If I reverse integer and float on the description, both integers and floats give me this error. I think this may be related to limited lookahead, but I cannot find any information in any of the docs to even cover the idea of evaluating in the "or" context

A bit more info that may help. Here's pp information for both those parse() blocks.

The float:

SyntaxNode+Float4+Float0 offset=0, "3.14" (eval,plain_digits):
  SyntaxNode offset=0, ""
  SyntaxNode+PlainDigits0 offset=0, "3":
    SyntaxNode offset=0, "3"
    SyntaxNode offset=1, ""
  SyntaxNode offset=1, "."
  SyntaxNode+PlainDigits0 offset=2, "14":
    SyntaxNode offset=2, "1"
    SyntaxNode offset=3, "4":
      SyntaxNode offset=3, "4"

The Integer... note that it seems to have been defined to follow the integer rule, but not caught the eval() method:

SyntaxNode+Integer0 offset=0, "3" (plain_digits):
  SyntaxNode offset=0, ""
  SyntaxNode+PlainDigits0 offset=0, "3":
    SyntaxNode offset=0, "3"
    SyntaxNode offset=1, ""

Update:

I got my particular problem working, but I have no clue why:

  rule integer
    ( '+' / '-' )? plain_digits
     {
      def eval
        text_value.to_i
      end
    }
  end

This makes no sense with the docs that are present, but just removing the extra parentheses made the match include the Integer1 class as well as Integer0. Integer1 is apparently the class holding the eval() method. I have no idea why this is the case.

I'm still looking for more info about treetop.

回答1:

Sadly, Treetop's documentation sucks. A lot. And the examples on the website aren't helpful. I found that dzone has a pretty large collection of treetop grammars :

Treetop grammars



回答2:

You might appreciate Paul Battley's nice, simple tutorial at Getting started with Treetop

Starting with a minimal grammar, he shows how to create a parser and then through a couple of iterations adds just a bit of functionality. It was just enough to get me out of the starting blocks.



回答3:

Roland Swingler gave a presentation on Treetop to LRUG: http://skillsmatter.com/podcast/ajax-ria/treetop that I found useful getting started.



回答4:

Citrus is a much lighter alternative to treetop: http://github.com/mjijackson/citrus



回答5:

I followed this Treetop Introductory Tutorial a couple of years ago to understand the basics of treetop.

And then A quick intro to writing a parser with Treetop, useful to me because it explained how to map syntax tree nodes to ruby class instances.



回答6:

I've just started experimenting with TreeTop.

I tried the changing

 rule num
      (float / integer)
 end

to

 rule num
      (float / integer)
      {
       def eval
            text_value.to_f
       end
      }
 end

And it seems to work.



回答7:

This is a bug.
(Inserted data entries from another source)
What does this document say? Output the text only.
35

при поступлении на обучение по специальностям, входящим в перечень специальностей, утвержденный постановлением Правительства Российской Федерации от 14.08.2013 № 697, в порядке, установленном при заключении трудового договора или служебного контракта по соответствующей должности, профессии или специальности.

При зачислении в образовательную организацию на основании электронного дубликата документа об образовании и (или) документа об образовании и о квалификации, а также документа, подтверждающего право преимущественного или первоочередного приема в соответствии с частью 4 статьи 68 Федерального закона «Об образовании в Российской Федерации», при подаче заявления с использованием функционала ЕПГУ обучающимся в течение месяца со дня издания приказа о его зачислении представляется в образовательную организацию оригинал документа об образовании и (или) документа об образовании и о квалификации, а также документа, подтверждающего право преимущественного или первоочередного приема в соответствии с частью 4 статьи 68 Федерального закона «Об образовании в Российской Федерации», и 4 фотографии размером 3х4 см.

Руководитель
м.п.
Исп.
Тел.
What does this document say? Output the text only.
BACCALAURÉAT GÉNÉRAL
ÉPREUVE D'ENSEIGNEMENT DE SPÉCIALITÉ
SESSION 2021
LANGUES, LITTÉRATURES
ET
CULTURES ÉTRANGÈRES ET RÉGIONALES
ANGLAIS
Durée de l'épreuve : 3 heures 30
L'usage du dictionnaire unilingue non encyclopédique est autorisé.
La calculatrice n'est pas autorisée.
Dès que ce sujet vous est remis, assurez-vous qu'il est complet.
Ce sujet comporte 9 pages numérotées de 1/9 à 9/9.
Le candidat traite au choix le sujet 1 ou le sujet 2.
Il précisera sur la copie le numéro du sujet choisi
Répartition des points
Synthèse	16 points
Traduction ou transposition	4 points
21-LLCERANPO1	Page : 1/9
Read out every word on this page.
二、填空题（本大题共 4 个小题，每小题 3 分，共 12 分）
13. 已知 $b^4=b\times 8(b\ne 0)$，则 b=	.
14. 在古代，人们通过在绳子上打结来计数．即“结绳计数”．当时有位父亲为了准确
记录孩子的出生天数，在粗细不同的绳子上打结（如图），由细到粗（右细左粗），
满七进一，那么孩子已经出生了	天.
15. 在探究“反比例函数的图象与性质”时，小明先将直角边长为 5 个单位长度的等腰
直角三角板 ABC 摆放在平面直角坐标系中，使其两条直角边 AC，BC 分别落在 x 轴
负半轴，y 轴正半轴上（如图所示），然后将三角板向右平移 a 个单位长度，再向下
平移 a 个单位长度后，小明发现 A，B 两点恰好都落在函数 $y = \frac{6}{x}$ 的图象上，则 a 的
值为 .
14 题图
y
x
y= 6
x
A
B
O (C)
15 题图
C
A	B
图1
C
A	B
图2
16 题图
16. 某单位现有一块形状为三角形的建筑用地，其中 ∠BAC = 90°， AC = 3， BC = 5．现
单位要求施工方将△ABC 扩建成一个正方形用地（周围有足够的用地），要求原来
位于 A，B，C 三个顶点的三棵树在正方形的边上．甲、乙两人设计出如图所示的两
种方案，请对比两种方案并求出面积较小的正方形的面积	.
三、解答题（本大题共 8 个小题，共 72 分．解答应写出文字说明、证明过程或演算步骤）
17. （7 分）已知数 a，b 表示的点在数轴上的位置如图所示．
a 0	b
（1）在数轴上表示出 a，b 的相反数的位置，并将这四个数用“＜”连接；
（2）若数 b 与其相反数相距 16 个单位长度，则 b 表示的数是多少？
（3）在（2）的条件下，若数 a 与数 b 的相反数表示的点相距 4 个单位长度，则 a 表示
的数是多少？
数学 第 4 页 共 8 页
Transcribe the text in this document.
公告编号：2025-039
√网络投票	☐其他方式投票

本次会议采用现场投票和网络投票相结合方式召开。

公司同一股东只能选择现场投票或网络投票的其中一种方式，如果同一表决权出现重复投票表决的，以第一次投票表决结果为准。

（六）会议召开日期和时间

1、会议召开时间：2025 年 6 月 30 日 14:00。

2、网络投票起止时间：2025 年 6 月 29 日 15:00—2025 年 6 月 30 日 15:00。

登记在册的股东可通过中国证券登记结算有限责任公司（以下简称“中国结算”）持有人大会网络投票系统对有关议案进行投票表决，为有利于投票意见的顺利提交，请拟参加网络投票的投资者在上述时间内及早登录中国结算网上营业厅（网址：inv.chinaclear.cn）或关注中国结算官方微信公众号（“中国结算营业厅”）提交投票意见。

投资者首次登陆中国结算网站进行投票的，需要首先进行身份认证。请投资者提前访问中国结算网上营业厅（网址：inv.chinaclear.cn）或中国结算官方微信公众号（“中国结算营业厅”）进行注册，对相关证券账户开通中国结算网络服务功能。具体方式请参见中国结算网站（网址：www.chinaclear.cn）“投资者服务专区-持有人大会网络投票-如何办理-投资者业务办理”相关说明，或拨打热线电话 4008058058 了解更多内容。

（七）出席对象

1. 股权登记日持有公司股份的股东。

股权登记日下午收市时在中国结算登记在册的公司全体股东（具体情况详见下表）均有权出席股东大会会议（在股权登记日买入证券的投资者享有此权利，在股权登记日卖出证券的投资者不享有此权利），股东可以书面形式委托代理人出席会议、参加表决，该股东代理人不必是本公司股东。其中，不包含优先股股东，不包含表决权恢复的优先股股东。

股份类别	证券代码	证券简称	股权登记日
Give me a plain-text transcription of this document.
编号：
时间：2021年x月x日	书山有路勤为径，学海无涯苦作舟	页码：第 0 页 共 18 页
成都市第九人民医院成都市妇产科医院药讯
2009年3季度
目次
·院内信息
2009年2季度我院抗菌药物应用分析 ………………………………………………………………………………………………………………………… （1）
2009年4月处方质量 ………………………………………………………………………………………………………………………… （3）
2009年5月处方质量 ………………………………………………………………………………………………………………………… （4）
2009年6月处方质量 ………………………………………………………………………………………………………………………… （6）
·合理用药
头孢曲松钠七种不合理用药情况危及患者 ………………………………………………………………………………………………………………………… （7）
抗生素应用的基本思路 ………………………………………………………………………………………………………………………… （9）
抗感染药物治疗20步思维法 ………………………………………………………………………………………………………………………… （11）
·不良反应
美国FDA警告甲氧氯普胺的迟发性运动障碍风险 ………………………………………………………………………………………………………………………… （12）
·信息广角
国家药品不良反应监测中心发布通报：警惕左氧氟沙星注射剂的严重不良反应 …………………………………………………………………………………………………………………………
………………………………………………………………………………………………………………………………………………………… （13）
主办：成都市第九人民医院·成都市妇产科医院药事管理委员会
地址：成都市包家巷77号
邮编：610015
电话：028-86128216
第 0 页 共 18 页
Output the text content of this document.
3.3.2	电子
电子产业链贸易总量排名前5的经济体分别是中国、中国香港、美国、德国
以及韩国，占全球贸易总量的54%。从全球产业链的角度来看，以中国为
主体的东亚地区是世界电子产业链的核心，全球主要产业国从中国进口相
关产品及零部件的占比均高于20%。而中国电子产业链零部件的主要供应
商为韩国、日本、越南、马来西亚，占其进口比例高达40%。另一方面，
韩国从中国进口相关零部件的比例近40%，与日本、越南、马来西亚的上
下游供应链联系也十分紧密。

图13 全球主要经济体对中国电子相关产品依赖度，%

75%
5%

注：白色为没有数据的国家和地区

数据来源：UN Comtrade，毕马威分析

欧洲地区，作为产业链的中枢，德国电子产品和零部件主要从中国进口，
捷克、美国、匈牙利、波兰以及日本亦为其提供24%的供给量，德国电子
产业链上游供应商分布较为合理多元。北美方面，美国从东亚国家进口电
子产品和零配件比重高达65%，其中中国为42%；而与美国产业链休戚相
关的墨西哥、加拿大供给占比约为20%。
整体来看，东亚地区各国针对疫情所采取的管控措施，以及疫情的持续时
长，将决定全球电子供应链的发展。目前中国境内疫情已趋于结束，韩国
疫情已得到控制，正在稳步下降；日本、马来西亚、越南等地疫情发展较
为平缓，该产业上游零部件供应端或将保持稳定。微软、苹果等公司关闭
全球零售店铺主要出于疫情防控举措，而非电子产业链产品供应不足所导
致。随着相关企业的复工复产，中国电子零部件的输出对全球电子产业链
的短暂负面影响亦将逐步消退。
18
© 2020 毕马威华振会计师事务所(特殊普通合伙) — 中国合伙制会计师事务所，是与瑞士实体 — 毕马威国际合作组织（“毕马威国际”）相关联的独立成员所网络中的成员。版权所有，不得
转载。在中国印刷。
The unnecessary parentheses around the rule for an integer causes construction of an extra module to contain the definition of eval, and this module doesn't get mixed in to the node, so 'eval' is not available. You can see this clearly if you compare the Ruby code (generated using the tt command) for versions with and without these extra parentheses.



回答8:

The Treetop docs seem to assume you already know a fair amount about parsing expression grammars (PEGs). Treetop is based entirely on PEGs. PEGs are bigger than just Treetop though, i.e. they are used in other parsing libraries as well. In learning Treetop, I found it very helpful to study up on PEGs in general. That helped fill in a lot of the gaps in the documentation.